#Group band keren paling banyak personilnya adalah Dewa 19
Sore Sabtu, Tuhan menyingkap tirai langit. Rerintik air Tuhan basah, bumi tersungging. Matahari bersiap melukis pelangi. Pelangi ufuk barat yang sendu. Semilir angin sore beranjak menjemput senja. Repihan siang terserak jadi debu kehidupan yang lalu. Senja tersenyum, sambut uluran tangan sore yang ramah.
Rindang dedaun srikaya, riuh menadah kafilah rerintik yang ritmis. Cekungnya bak danau, tempat mandi garengpung yang kepanasan. Khalifah katak diam-diam mengumpulkan para remaja, membentuk choir, bersiap mengorkestrasi alam dengan kidung malam. Tak sabar, mereka menunggu datangnya gelap.
Senja masih dengan cantiknya. Elok membiaskan jingga, bercak mozaik oranye. Lukisan Tuhan tanpa bingkai. Pelangi senja semakin nyata anggunnya. Lengkungan manja para pemuja cinta. Hiasan sudut langit yang sahaja. Sesekali cemeti malaikat gundamkan rindu. Putih, kilatannya membelah ruang hampa, berhimpun disitu-situ saja, tanpa menyentuh alas langit.

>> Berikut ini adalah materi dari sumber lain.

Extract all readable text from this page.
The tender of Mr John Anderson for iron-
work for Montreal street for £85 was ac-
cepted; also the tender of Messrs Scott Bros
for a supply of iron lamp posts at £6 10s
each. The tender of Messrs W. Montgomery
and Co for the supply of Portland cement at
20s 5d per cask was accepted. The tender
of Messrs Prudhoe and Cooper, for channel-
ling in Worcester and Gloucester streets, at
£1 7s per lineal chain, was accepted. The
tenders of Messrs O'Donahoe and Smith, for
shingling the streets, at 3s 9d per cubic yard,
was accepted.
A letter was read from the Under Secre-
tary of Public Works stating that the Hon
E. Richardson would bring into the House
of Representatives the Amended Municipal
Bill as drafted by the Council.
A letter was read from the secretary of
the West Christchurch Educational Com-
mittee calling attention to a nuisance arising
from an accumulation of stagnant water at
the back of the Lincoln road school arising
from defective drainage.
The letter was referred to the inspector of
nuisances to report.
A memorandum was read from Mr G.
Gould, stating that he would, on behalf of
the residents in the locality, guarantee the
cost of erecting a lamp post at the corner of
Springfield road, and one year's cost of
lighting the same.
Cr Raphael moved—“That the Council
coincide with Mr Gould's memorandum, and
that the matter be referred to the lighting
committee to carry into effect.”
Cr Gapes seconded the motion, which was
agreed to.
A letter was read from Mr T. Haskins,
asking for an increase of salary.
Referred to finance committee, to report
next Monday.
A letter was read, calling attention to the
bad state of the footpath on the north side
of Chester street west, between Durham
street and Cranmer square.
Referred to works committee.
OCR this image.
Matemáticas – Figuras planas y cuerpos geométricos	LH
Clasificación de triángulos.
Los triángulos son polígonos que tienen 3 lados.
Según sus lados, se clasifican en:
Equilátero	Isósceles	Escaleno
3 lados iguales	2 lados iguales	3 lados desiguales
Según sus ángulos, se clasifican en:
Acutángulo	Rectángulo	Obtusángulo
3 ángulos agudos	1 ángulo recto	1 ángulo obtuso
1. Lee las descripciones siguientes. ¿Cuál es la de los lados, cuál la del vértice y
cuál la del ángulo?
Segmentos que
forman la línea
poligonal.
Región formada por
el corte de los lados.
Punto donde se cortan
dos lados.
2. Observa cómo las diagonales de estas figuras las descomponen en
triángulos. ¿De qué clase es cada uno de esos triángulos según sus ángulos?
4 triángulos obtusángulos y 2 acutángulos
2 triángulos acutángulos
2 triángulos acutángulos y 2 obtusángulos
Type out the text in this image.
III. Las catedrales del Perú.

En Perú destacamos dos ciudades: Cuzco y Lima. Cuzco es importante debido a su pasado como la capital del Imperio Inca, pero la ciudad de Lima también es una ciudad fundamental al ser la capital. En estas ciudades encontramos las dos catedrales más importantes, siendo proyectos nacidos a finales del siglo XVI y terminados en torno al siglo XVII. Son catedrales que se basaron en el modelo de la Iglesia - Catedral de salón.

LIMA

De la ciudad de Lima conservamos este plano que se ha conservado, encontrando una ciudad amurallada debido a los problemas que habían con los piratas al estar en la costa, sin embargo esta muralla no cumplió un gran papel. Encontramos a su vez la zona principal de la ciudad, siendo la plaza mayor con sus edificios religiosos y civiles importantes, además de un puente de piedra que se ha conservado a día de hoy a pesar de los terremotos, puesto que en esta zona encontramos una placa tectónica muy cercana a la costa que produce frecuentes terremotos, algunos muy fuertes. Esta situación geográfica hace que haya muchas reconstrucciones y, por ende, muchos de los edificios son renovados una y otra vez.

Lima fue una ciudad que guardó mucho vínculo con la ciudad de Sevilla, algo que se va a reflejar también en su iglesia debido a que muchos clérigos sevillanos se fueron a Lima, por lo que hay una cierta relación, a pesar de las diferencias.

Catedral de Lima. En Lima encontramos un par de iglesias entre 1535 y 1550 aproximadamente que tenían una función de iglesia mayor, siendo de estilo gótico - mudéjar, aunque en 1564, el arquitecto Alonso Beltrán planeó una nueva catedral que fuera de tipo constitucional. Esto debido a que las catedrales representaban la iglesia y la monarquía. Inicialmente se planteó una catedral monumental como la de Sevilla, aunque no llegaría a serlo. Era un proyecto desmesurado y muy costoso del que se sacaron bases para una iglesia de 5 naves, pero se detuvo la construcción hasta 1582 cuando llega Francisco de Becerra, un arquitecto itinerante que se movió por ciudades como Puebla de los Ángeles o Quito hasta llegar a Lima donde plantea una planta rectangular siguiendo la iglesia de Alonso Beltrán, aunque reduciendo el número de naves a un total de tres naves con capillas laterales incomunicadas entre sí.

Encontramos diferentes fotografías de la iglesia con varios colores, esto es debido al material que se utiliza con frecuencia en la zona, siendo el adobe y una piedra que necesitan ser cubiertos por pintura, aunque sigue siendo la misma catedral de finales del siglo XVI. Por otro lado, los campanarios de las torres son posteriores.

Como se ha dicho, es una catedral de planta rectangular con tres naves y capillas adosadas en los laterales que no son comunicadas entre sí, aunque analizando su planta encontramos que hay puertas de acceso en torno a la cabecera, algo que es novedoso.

Aprikot, Nectarine dan peach, menghiasi taman muka cafe Lentera. Merah nectarine menggoda untuk dipetik. Aprikot dan peach masih dengan kuntumnya. Kuning daun legistrum mengundang untuk dicumbu. Putih bercak hijau daun puring, berdiri anggun di pojokan. Buncah anggun, merah daun kastubi (katusbi) bergantung rapih di bentangan kayu besar, kanan kiri Lentera.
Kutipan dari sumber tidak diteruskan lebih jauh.